Le Département de la Justice des États-Unis (DOJ) a inculpé le 19 mai quatre des plus grands fabricants de conteneurs au monde et sept de leurs dirigeants pour une entente de longue durée sur les prix, provoquant une chute brutale des actions des entreprises concernées à la Bourse de Hong Kong. L'acte d'accusation allègue l'existence d'un cartel qui a presque doublé le prix des conteneurs pendant la pandémie, entraînant une chute de l'action Singamas Container Holdings allant jusqu'à 17,8 %.
Dans un communiqué, Singamas a reconnu l'acte d'accusation américain contre la société, son PDG Teo Siong Seng et un autre employé, confirmant avoir engagé des conseillers juridiques externes. « Le Conseil d'administration estime que les activités commerciales et les opérations quotidiennes du Groupe restent normales à tous égards importants », a déclaré la société. CIMC, également citée dans l'affaire, a publié un communiqué similaire notant que ses activités commerciales restent normales.

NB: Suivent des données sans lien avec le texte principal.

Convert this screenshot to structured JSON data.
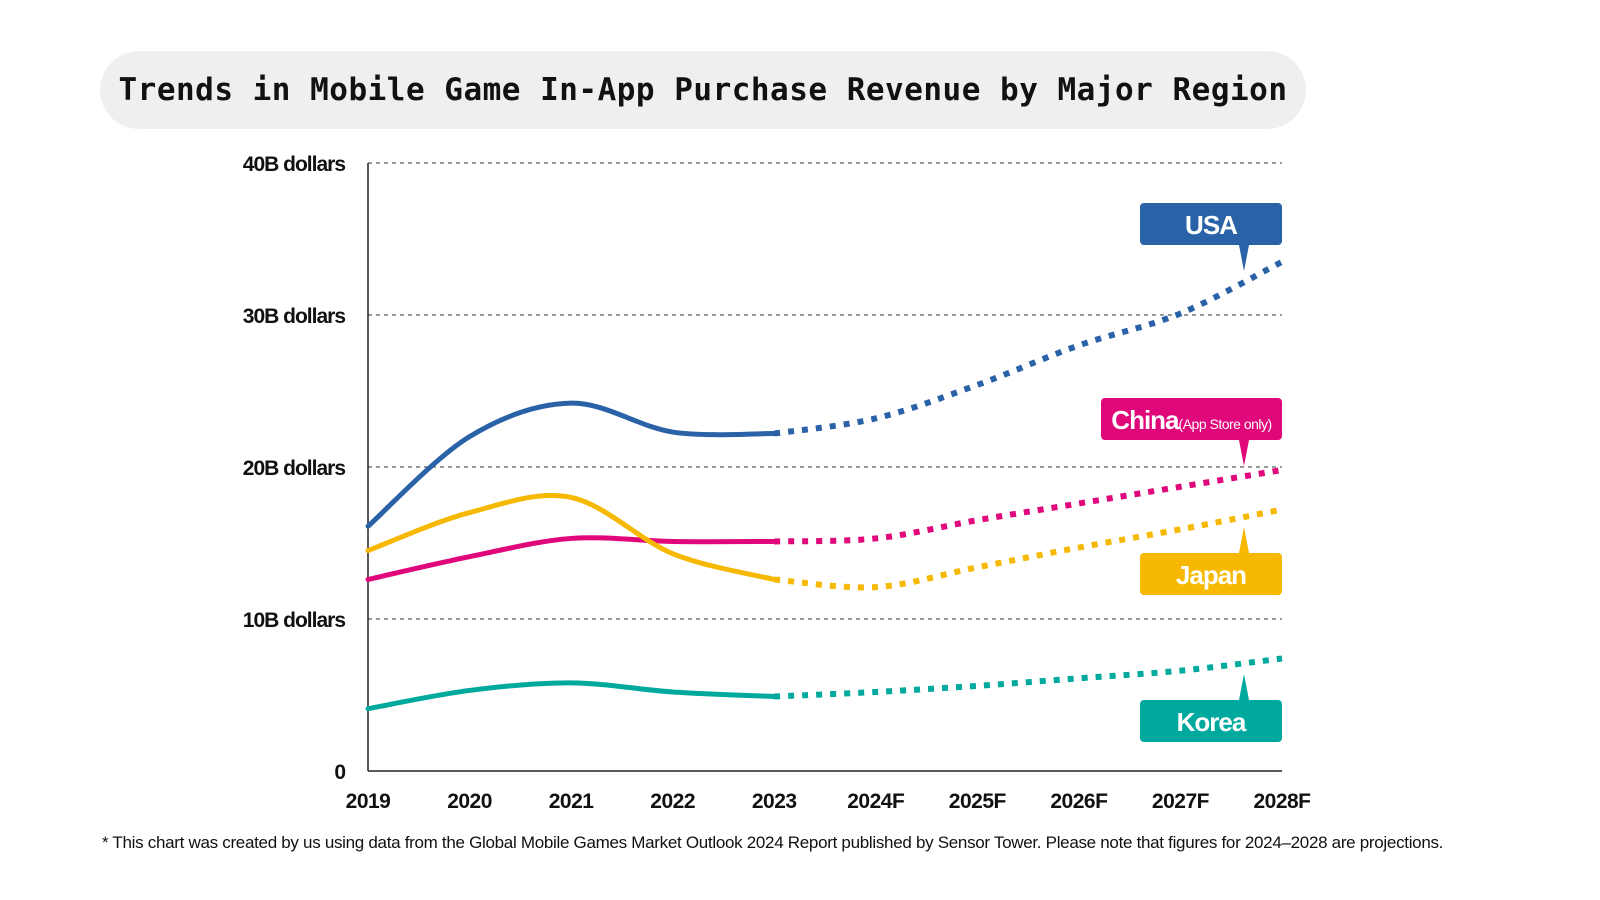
{
  "chart_data": {
    "type": "line",
    "title": "Trends in Mobile Game In-App Purchase Revenue by Major Region",
    "categories": [
      "2019",
      "2020",
      "2021",
      "2022",
      "2023",
      "2024F",
      "2025F",
      "2026F",
      "2027F",
      "2028F"
    ],
    "y_tick_labels": [
      "0",
      "10B dollars",
      "20B dollars",
      "30B dollars",
      "40B dollars"
    ],
    "y_ticks": [
      0,
      10,
      20,
      30,
      40
    ],
    "ylim": [
      0,
      40
    ],
    "unit": "billion dollars",
    "grid": "horizontal dashed",
    "projection_style": "dotted from 2023 onward",
    "series": [
      {
        "name": "USA",
        "label_suffix": "",
        "color": "#2a62a8",
        "values": [
          16.1,
          22.0,
          24.2,
          22.3,
          22.2,
          23.2,
          25.4,
          28.0,
          30.1,
          33.5
        ]
      },
      {
        "name": "China",
        "label_suffix": "(App Store only)",
        "color": "#e0077a",
        "values": [
          12.6,
          14.1,
          15.3,
          15.1,
          15.1,
          15.3,
          16.5,
          17.6,
          18.7,
          19.8
        ]
      },
      {
        "name": "Japan",
        "label_suffix": "",
        "color": "#f6b800",
        "values": [
          14.5,
          17.0,
          18.0,
          14.3,
          12.6,
          12.1,
          13.4,
          14.7,
          15.9,
          17.2
        ]
      },
      {
        "name": "Korea",
        "label_suffix": "",
        "color": "#00a99d",
        "values": [
          4.1,
          5.3,
          5.8,
          5.2,
          4.9,
          5.2,
          5.6,
          6.1,
          6.6,
          7.4
        ]
      }
    ]
  },
  "footnote": "* This chart was created by us using data from the Global Mobile Games Market Outlook 2024 Report published by Sensor Tower. Please note that figures for 2024–2028 are projections."
}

L'acte d'accusation, déposé en vertu de la loi Sherman (Sherman Antitrust Act), détaille un plan de novembre 2019 à janvier 2024 où les entreprises auraient restreint la production et fixé les prix des conteneurs d'expédition secs standards. Les procureurs affirment que la conspiration a fait grimper le bénéfice de fabrication de conteneurs de CIMC d'environ 19,8 millions de dollars en 2019 à 1,75 milliard de dollars en 2021. Singamas est passée d'une perte nette d'environ 110 millions de dollars en 2019 à un bénéfice de 186,8 millions de dollars en 2021.
Cette action en justice menace de lourdes sanctions, notamment des amendes d'entreprise pouvant atteindre 100 millions de dollars et des peines individuelles de 10 ans de prison et 1 million de dollars d'amende, ce qui pourrait perturber un secteur critique du commerce mondial. Ces accusations pourraient mener à des enquêtes plus vastes sur l'industrie de la fabrication de conteneurs, qui a été scrutée pour son pouvoir de fixation des prix pendant la crise de la chaîne d'approvisionnement.
Allégations de cartel
Les accusés comprennent les sociétés basées en Chine CIMC, Singamas, Shanghai Universal Logistics Equipment et CXIC Group Containers. Selon le Département de la Justice, les entreprises ont conspiré pour limiter les cycles et les heures de production, ont convenu de ne pas construire de nouvelles usines et ont même installé 87 caméras de surveillance sur 49 lignes de production pour surveiller l'accord.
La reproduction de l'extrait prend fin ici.